Solution to Exercise 7.5
import numpy as np
def jacobi(A, b, tol=1e-6):
n = len(b)
x = np.zeros(n)
maxiter = 100
for k in range(maxiter):
xo = np.copy(x)
for i in range(n):
s = b[i]
for j in range(n):
if i != j:
s -= A[i,j] * xo[j]
x[i] = s / A[i,i]
r = b - np.dot(A, x)
if max(abs(r)) < tol:
break
return x, k + 1
def gauss_seidel(A, b, tol=1e-6):
n = len(b)
x = np.zeros(n)
maxiter = 100
for k in range(maxiter):
for i in range(n):
s = b[i]
for j in range(n):
if i != j:
s -= A[i,j] * x[j]
x[i] = s / A[i,i]
r = b - np.dot(A, x)
if max(abs(r)) < tol:
break
return x, k + 1
def sor(A, b, omega, tol=1e-6):
n = len(b)
x = np.zeros(n)
maxiter = 100
for k in range(maxiter):
for i in range(n):
s = b[i]
for j in range(n):
if i != j:
s -= A[i,j] * x[j]
x[i] = (1 - omega) * x[i] + omega / A[i,i] * s
r = b - np.dot(A, x)
if max(abs(r)) < tol:
break
return x, k + 1
# Define linear system
A = np.array([[5, 1, -1, 1],
[1, 4, -1, -1],
[-1, -1, 5, 1],
[1, -1, 1, 3]])
b = np.array([14, 10, -15, 3])
# Solve linear system
x, iterations = jacobi(A, b)
print(f"Jacobi method: {iterations:3d} iterations")
x, iterations = gauss_seidel(A, b)
print(f"Gauss-Seidel method: {iterations:3d} iterations")
x, iterations = sor(A, b, 1.094573)
print(f"SOR method: {iterations:3d} iterations")
print("\nSolution:")
for i in range(len(x)):
print(f" x{i+1} = {x[i]:9.6f}")
% Define linear system
A = [5, 1, -1, 1 ;
1, 4, -1, -1, ;
-1, -1, 5, 1 ;
1, -1, 1 3 ];
b = [14, ; 10 ; -15 ; 3];
% Solve linear system
[x, iterations] = jacobi(A, b, 1e-6);
fprintf("Jacobi method: %3i iterations", iterations)
[x, iterations] = gauss_seidel(A, b, 1e-6);
fprintf("Gauss-Seidel method: %3i iterations", iterations)

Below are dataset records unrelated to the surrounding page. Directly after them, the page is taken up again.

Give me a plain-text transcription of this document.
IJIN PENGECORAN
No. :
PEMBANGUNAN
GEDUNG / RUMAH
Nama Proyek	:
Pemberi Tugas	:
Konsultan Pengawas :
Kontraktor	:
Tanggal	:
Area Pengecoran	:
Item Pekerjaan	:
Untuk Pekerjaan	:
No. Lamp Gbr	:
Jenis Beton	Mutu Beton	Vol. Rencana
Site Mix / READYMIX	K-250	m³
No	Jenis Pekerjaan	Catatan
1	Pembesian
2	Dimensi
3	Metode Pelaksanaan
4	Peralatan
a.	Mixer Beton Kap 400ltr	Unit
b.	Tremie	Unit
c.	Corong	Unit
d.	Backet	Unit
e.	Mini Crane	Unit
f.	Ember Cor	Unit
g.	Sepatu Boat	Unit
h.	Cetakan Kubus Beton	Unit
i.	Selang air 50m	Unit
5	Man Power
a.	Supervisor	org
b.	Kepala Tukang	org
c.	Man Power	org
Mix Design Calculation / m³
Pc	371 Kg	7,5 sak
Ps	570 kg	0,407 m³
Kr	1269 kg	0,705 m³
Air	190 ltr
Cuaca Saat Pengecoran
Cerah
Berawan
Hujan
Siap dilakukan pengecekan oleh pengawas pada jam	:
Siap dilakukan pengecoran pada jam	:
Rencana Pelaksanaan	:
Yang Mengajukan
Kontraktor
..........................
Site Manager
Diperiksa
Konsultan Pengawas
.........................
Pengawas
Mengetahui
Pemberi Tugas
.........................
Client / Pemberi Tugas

[x, iterations] =sor(A, b, 1.094573, 1e-6);
fprintf("Gauss-Seidel method: %3i iterations", iterations)
for i = 1 : length(x)
fprintf("x%1i = %9.6f\n", i, x(i))
end
% --------------------------------------------------------------
function [x, k] = jacobi(A, b, tol)
n = length(b);
x = zeros(size(b));
maxiter = 100;
for k = 1 : maxiter
xo = x;
for i = 1 : n
s = b(i);
for j = 1 : n
if i ~= j
s = s - A(i,j) * xo(j);
end
end
x(i) = s / A(i,i);
end
r = b - A * x;
if max(abs(r)) < tol
break
end
end
end
% --------------------------------------------------------------
function [x, k] = gauss_seidel(A, b, tol)
n = length(b);
x = zeros(size(b));
maxiter = 100;
for k = 1 : maxiter
for i = 1 : n
s = b(i);
for j = 1 : n
if i ~= j
s = s - A(i,j) * x(j);
end
end
x(i) = s / A(i,i);
end
r = b - A * x;
if max(abs(r)) < tol
break
end
end
end
% --------------------------------------------------------------
function [x, k] = sor(A, b, omega, tol)
n = length(b);
x = zeros(n, 1);
for k = 1 : 100
for i = 1 : n
sum_ = 0;
for j = 1 : n
if j ~= i
sum_ = sum_ + A(i,j) * x(j);
end
end
x(i) = (1 - omega) * x(i) + omega * (b(i) - sum_) / A(i,i);
end
r = b - A * x;
if max(abs(r)) < tol
break
end
end
end
Output
Jacobi method: 27 iterations
Gauss-Seidel method: 14 iterations
SOR method: 10 iterations
Solution:
x1 = 1.438776
x2 = 1.979592
x3 = -2.734694
x4 = 2.091837
Solution to Exercise 7.6
The iteration matrix for the Jacobi method use to solve this system of linear equations is
\[\begin{split} \begin{align*}
T &= -D^{-1}(L + U)
= - \begin{pmatrix} 2 & 0 \\ 0 & 2 \end{pmatrix}^{-1}
\begin{pmatrix} 0 & 1 \\ \alpha & 2 \end{pmatrix} \\
&= -\begin{pmatrix} \frac{1}{2} & 0 \\ 0 & \frac{1}{2} \end{pmatrix}
\begin{pmatrix} 0 & 1 \\ \alpha & 2 \end{pmatrix}
= \begin{pmatrix} 0 & -\frac{1}{2} \\ -\frac{1}{2} \alpha & 0 \end{pmatrix}.
\end{align*} \end{split}\]
Calculate the eigenvalues of \(T_J\)
\[\begin{split} \begin{align*}
0 &= \begin{vmatrix} -\lambda & -\frac{1}{2} \\ -\frac{1}{2} \alpha & -\lambda \end{vmatrix}
= \lambda^2 - \frac{1}{4} \alpha, \\
\therefore \lambda &= \frac{1}{2} \sqrt{\alpha}
\end{align*} \end{split}\]
For a method to converge \(\rho(T) < 1\) so \(\frac{1}{2} \sqrt{\alpha} < 1\) therefore \(\alpha < 4\).